As generative AI adoption improves in an organization, and AI governance function is formalized, the siloed implementation from bottom-up shifts to enterprise-wide use. AI governance here balances risk and return to maximize productivity and innovation while managing legal nuances, regulatory frameworks, data privacy, and reputational risks along with ethical AI nuances. Mechanisms in AI tools such as AI registries, risk impact assessments, and oversight committees make it seamless to scale generative AI integrated across business operations. This stage emphasizes decision rights and accountability across stakeholders, i.e., who evaluates models, who approves deployments, who monitors usage, and who intervenes when risks emerge or control weakness emerge.
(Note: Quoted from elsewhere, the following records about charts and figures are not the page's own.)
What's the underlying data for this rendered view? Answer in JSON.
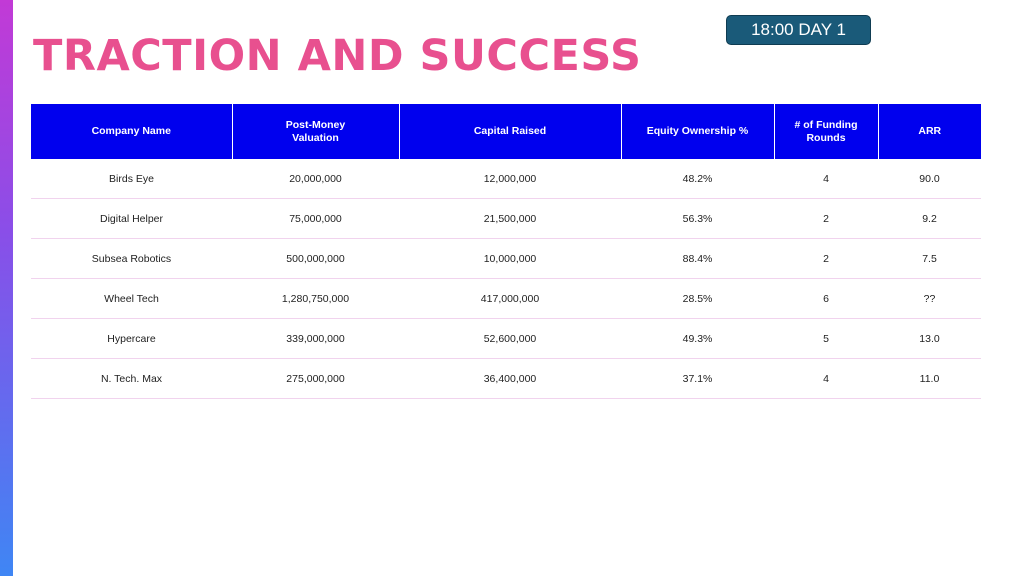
{
  "slide": {
    "title": "TRACTION AND SUCCESS",
    "timer": "18:00 DAY 1"
  },
  "table": {
    "headers": [
      [
        "Company Name"
      ],
      [
        "Post-Money",
        "Valuation"
      ],
      [
        "Capital Raised"
      ],
      [
        "Equity Ownership %"
      ],
      [
        "# of Funding",
        "Rounds"
      ],
      [
        "ARR"
      ]
    ],
    "rows": [
      [
        "Birds Eye",
        "20,000,000",
        "12,000,000",
        "48.2%",
        "4",
        "90.0"
      ],
      [
        "Digital Helper",
        "75,000,000",
        "21,500,000",
        "56.3%",
        "2",
        "9.2"
      ],
      [
        "Subsea Robotics",
        "500,000,000",
        "10,000,000",
        "88.4%",
        "2",
        "7.5"
      ],
      [
        "Wheel Tech",
        "1,280,750,000",
        "417,000,000",
        "28.5%",
        "6",
        "??"
      ],
      [
        "Hypercare",
        "339,000,000",
        "52,600,000",
        "49.3%",
        "5",
        "13.0"
      ],
      [
        "N. Tech. Max",
        "275,000,000",
        "36,400,000",
        "37.1%",
        "4",
        "11.0"
      ]
    ]
  },
  "colors": {
    "title": "#e8508f",
    "header_bg": "#0000ee",
    "timer_bg": "#1a5a79",
    "row_divider": "#f1d3ee"
  }
}
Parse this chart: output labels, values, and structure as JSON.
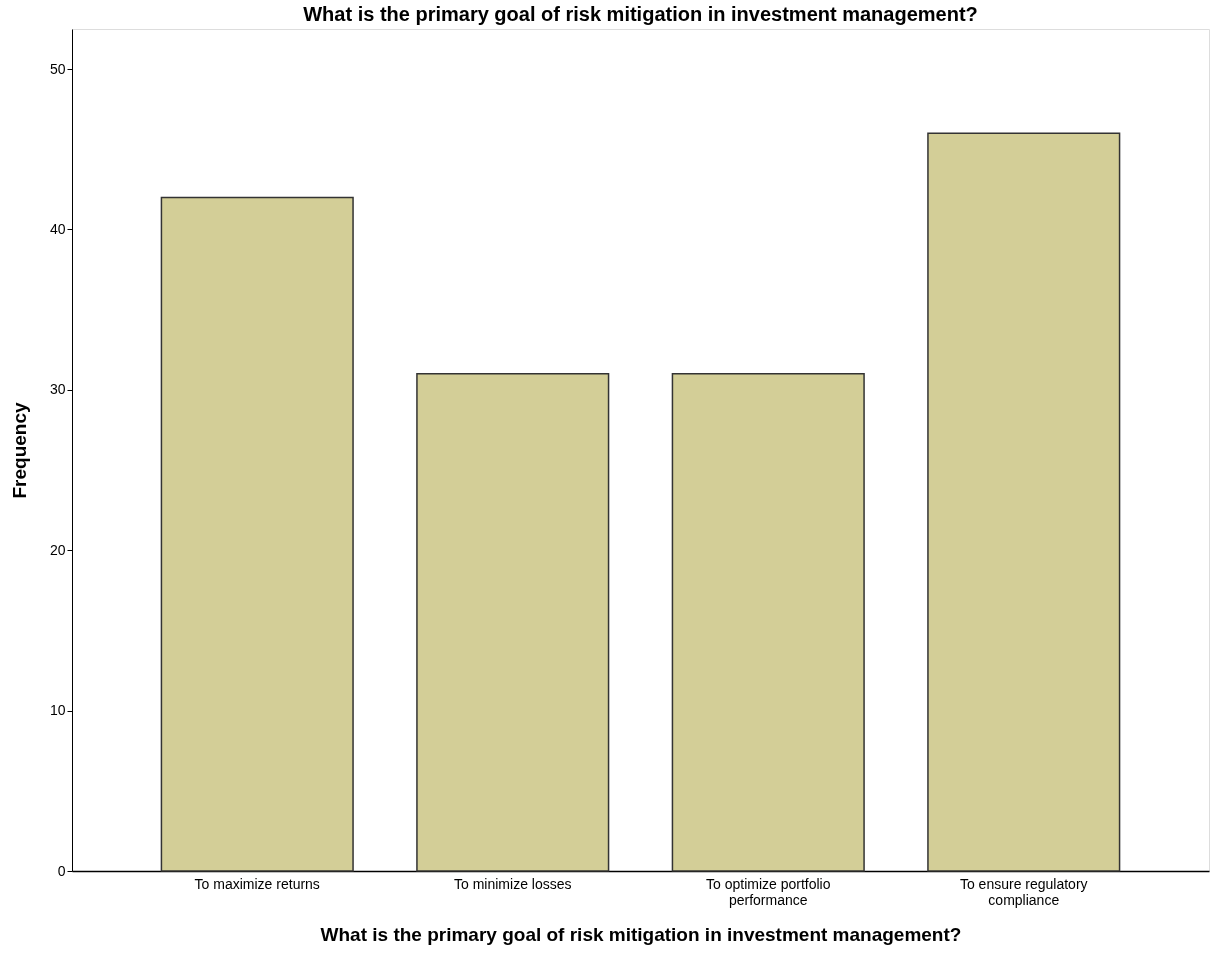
{
  "chart_data": {
    "type": "bar",
    "title": "What is the primary goal of risk mitigation in investment management?",
    "xlabel": "What is the primary goal of risk mitigation in investment management?",
    "ylabel": "Frequency",
    "categories": [
      "To maximize returns",
      "To minimize losses",
      "To optimize portfolio performance",
      "To ensure regulatory compliance"
    ],
    "values": [
      42,
      31,
      31,
      46
    ],
    "color": "#d3ce97",
    "ylim": [
      0,
      52.5
    ],
    "yticks": [
      0,
      10,
      20,
      30,
      40,
      50
    ],
    "grid": false
  }
}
Responsible governance aligning with corporate governance

The final stage extends governance beyond the walls of the organization. Here, the focus shifts to societal responsibility, joint accountability, and continuous learning. Governance mechanisms expand to include transparent disclosures in annual reports, alignment with corporate governance, external assurance and audits, and capacity-building programs for staff, management, and even regulators. At this level, organizations embrace a Complex Adaptive System (CAS) view where generative AI implementation evolves through feedback loops from employees, customers, auditors, and regulators. AI governance must be dynamic, learning-oriented, and capable of adapting to new risks such as bias, model collapse, or regulatory change.

Why This Progression Matters

  • From compliance to value: AI governance must move beyond project-level risk checks to create enterprise-wide accountability that delivers business value.
  • From inward controls to outward trust: oversight should not stop at internal efficiency; it must extend to building confidence with customers, regulators, and society.
  • From static rules to adaptive frameworks: AI governance cannot remain a one-time exercise; it must continuously evolve in response to shifting risks, technologies, and stakeholder expectations.